My parents are celebrating their fiftieth wedding anniversary tomorrow. I am here in Milwaukee at my brother's. Each of their children has been asked to "say a few words" in honor of the occasion. As Jonathan and I discussed it, all I could think of were either excruciatingly painful memories or ridiculing, slightly disdainful reminiscences. My childhood was not what I would call a happy one. Growing up gay in a household that veered so exaggeratedly to the right that it's amazing the whole thing didn't tip over, I lived in fear that my minister father would damn me to eternal hellfire. I suffered from being never understood, never nurtured in ways in which I needed to be nurtured, never valued or treasured for who I was. Hardly appropriate material for such an occasion.

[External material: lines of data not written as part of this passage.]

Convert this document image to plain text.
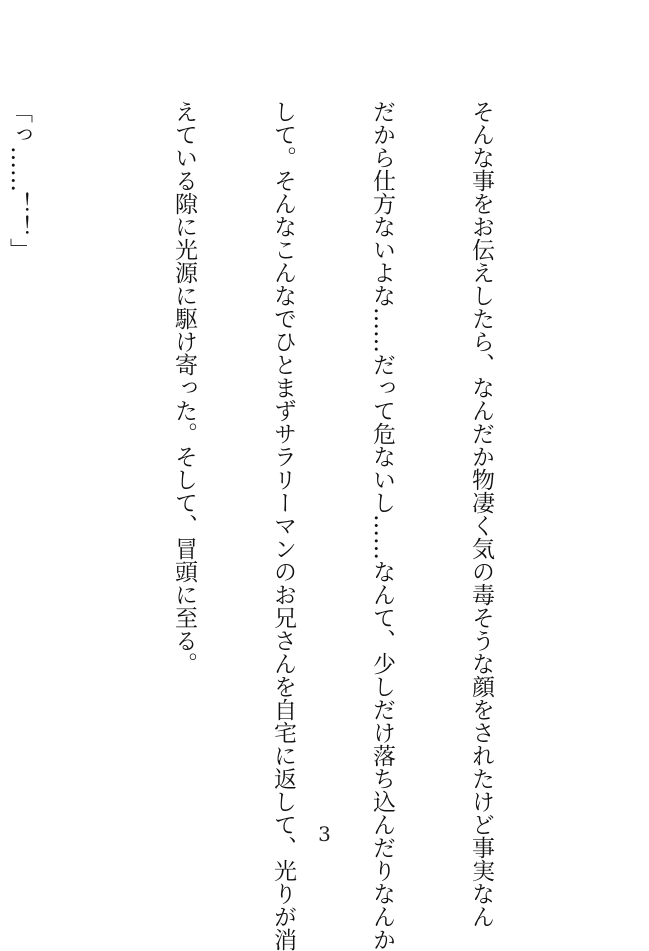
そんな事をお伝えしたら、なんだか物凄く気の毒そうな顔をされたけど事実なん

だから仕方ないよな……だって危ないし……なんて、少しだけ落ち込んだりなんか

して。そんなこんなでひとまずサラリーマンのお兄さんを自宅に返して、光りが消

えている隙に光源に駆け寄った。そして、冒頭に至る。

「っ……！！」

3
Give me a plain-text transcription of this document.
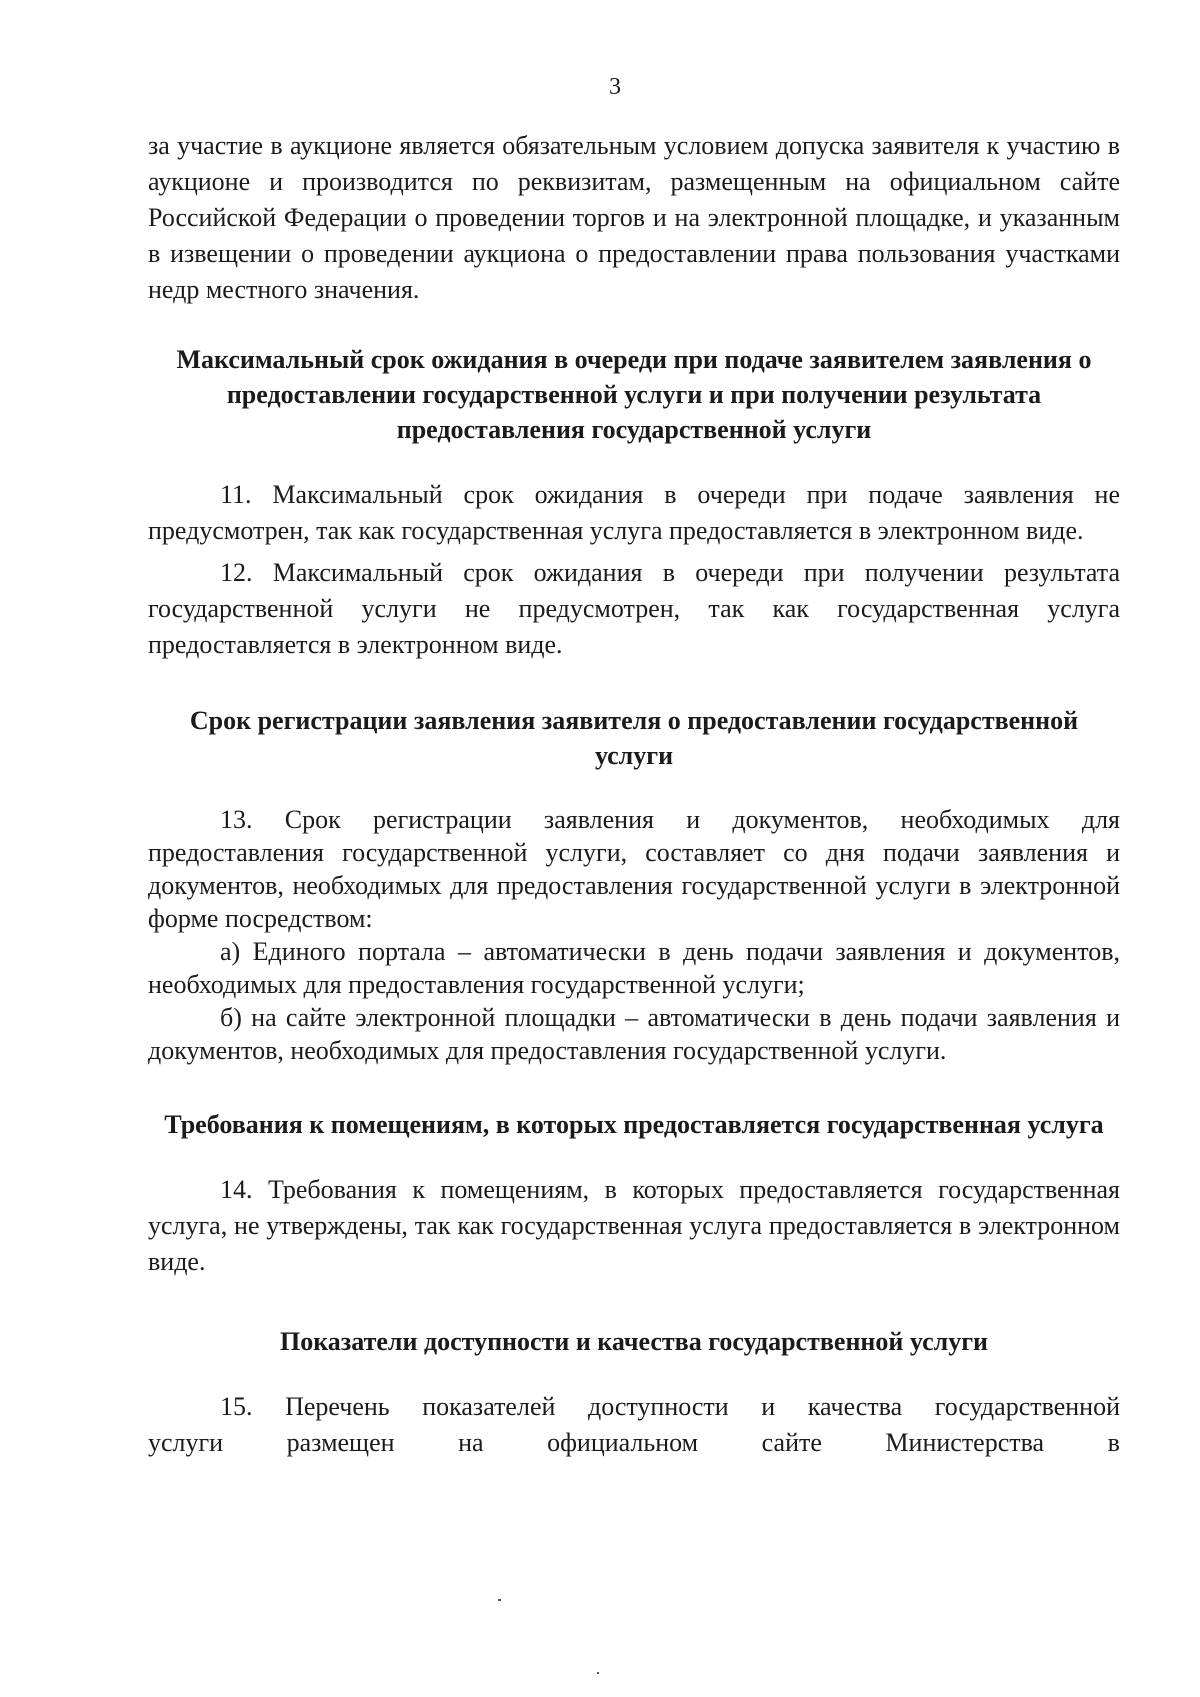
3

за участие в аукционе является обязательным условием допуска заявителя к участию в аукционе и производится по реквизитам, размещенным на официальном сайте Российской Федерации о проведении торгов и на электронной площадке, и указанным в извещении о проведении аукциона о предоставлении права пользования участками недр местного значения.

Максимальный срок ожидания в очереди при подаче заявителем заявления о предоставлении государственной услуги и при получении результата предоставления государственной услуги

11. Максимальный срок ожидания в очереди при подаче заявления не предусмотрен, так как государственная услуга предоставляется в электронном виде.

12. Максимальный срок ожидания в очереди при получении результата государственной услуги не предусмотрен, так как государственная услуга предоставляется в электронном виде.

Срок регистрации заявления заявителя о предоставлении государственной услуги

13. Срок регистрации заявления и документов, необходимых для предоставления государственной услуги, составляет со дня подачи заявления и документов, необходимых для предоставления государственной услуги в электронной форме посредством:

а) Единого портала – автоматически в день подачи заявления и документов, необходимых для предоставления государственной услуги;

б) на сайте электронной площадки – автоматически в день подачи заявления и документов, необходимых для предоставления государственной услуги.

Требования к помещениям, в которых предоставляется государственная услуга

14. Требования к помещениям, в которых предоставляется государственная услуга, не утверждены, так как государственная услуга предоставляется в электронном виде.

Показатели доступности и качества государственной услуги

15. Перечень показателей доступности и качества государственной

услуги размещен на официальном сайте Министерства в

I finally decided that I was just going to turn the whole thing into a big joke. I was pretty surprised when I sat down at my computer to write it out and this came out instead:

When my paternal grandparents celebrated their fiftieth anniversary twenty-eight years ago, I remember thinking to myself, jeez, are these people OLD! Just yesterday I sat in a restaurant with my parents and my niece, telling Laura stories about Miss Lisius, the Jewel Tea man, and Frieda’s heroic efforts in the summer of 1973; my beloved grandmother who would be ninety-nine if she were with us today. These and so many other memories, be they vignettes or monumental events, have long since taken their place in our family lore. I imagined myself in Laura’s shoes, listening to these stories that occurred years before she was even born. She was probably thinking to herself: jeez, are these people OLD!
For a person who has been thirty-five for quite some time now, I find it hard to wrap my mind around the passage of time. I see my mother and father in front of me today and I am amazed that they have aged at all, since in essence they are very much the same people they have always been, the same parents that I have loved all these years. Those incremental changes from week to week that one barely notices one’s self appear more jarring to me since we only see each other a few times a year. In my mind’s eye we are all still the same as we were in 1971. Reading over some of Dad’s old Christmas letters yesterday (whose parenthetical glories we all remember with such… strong feelings), I was struck by how clearly our destinies were written even then. Those images were sketched very early, but the etching of all of these age lines has rendered those drawings deeper and more subtle with the passage of time.
So today we not only celebrate fifty years of Ted and Jane’s married life, but we also acknowledge all the past experiences that formed us and them. We laugh, cry and ruminate over memories that both delight and haunt us. And we bow before the very passage of time itself. I am in wonder and awe that these two very different people have shared such a rich lifetime, that they created and shaped the lives of five very different children, that they now delight in a new generation of their children’s children. (Sorry to let you down on that one, but some of my other siblings have more than made up for that!)
Time passes. There’s no escaping that. But perhaps it’s not something we should even attempt to escape. Without the passage of time our lives would have no perspective. Without the passage of time we would have no memories to treasure. Without the passage of time, our relationships would not evolve, mature and deepen. And without the passage of time we would not be here celebrating our love for these two people and their shared lifetime of love.

I guess I'm going to live through this after all!